Reading comprehension can be rooted in several factors. I begin by focusing on what students are seeing at the sentence level, in order to assess their ability, in case there are serious impediments (e.g. optical issues) that may be at play. Generally, students respond well to a focus on strategies such as summarizing, sequencing, and establishing inferences. In some cases, visualization techniques help students to interpret content in a more imaginative manner. At other times, the best way to build reading comprehension skills is to practice note-taking that helps students to identify key concepts and how to map literary content so that it makes sense to them.

What strategies have you found to be most successful when you start to work with a student?

Establishing trust with a student is incredibly important, so when I first start working with them, I make sure that they see me as an ally who shares their goals.

How would you help a student get excited/engaged with a subject that they are struggling in?

Very few subjects are truly boring. The key to enthusiasm is perspective. I make a point of trying to re-position subject matter into terms that are relevant to the individual students, and that emphasize the practical value of the subject matter. Understanding history, for example, requires that we establish a narrative around the historical actors being studied, whereas learning to write requires that we understand the power of language to the audience.

What techniques would you use to be sure that a student understands the material?

The best way to determine if a student is understanding material is to ask them to apply it. Memorization tests are popular right now, but they rarely test long-term comprehension. The better method is to give the student a scenario where they have to demonstrate their knowledge by applying the concepts they have learned, or demonstrating their aptitude with a skill.

How do you build a student's confidence in a subject?

Helping students to build confidence in a subject matter is an important part of mentoring. One method is to build from their own knowledge level up, rather than confronting them with complex or difficult material right away. When students begin to recognize that they do have understanding of a subject, and that understanding is tiered, then it helps them to feel confident in their abilities to continually master more and more complex subject matter.

How do you evaluate a student's needs?

There are different ways to evaluate a student's needs, depending on the subject matter.
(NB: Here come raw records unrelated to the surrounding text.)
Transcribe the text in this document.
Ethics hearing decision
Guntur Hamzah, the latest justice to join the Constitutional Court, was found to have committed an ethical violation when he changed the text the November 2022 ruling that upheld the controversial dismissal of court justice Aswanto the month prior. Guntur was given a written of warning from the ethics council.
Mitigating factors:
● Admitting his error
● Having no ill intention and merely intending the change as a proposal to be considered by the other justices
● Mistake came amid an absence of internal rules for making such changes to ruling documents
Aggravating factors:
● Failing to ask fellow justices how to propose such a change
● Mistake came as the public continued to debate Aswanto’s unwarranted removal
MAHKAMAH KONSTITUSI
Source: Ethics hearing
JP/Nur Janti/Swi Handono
Often students aren't sure themselves what their needs are; only what results they are seeking. I begin by talking with students to find out what they feel are their needs, and then I allow them to show me how they have been approaching the material up to now so I can see how their process can be adjusted, and/or what content they struggle with most and why.

How do you adapt your tutoring to the student's needs?

Tailoring a tutoring session to the student is crucial in successful tutoring. In part, I adapt to the student's communication style, but I also make a point of identifying what specific needs the student has, and how to talk about them in a way that the student will respond to.

What types of materials do you typically use during a tutoring session?

Depending on the subject matter, we may use any number of tools. Primarily I like for students to use pen and paper over digital tools when practicing writing, because paper is typically understood by students to be less permanent. It's a safe space to make mistakes and revise. In other subject areas, however, I make full use of technologies, and will even use unorthodox tools like dolls or construction materials if they can help.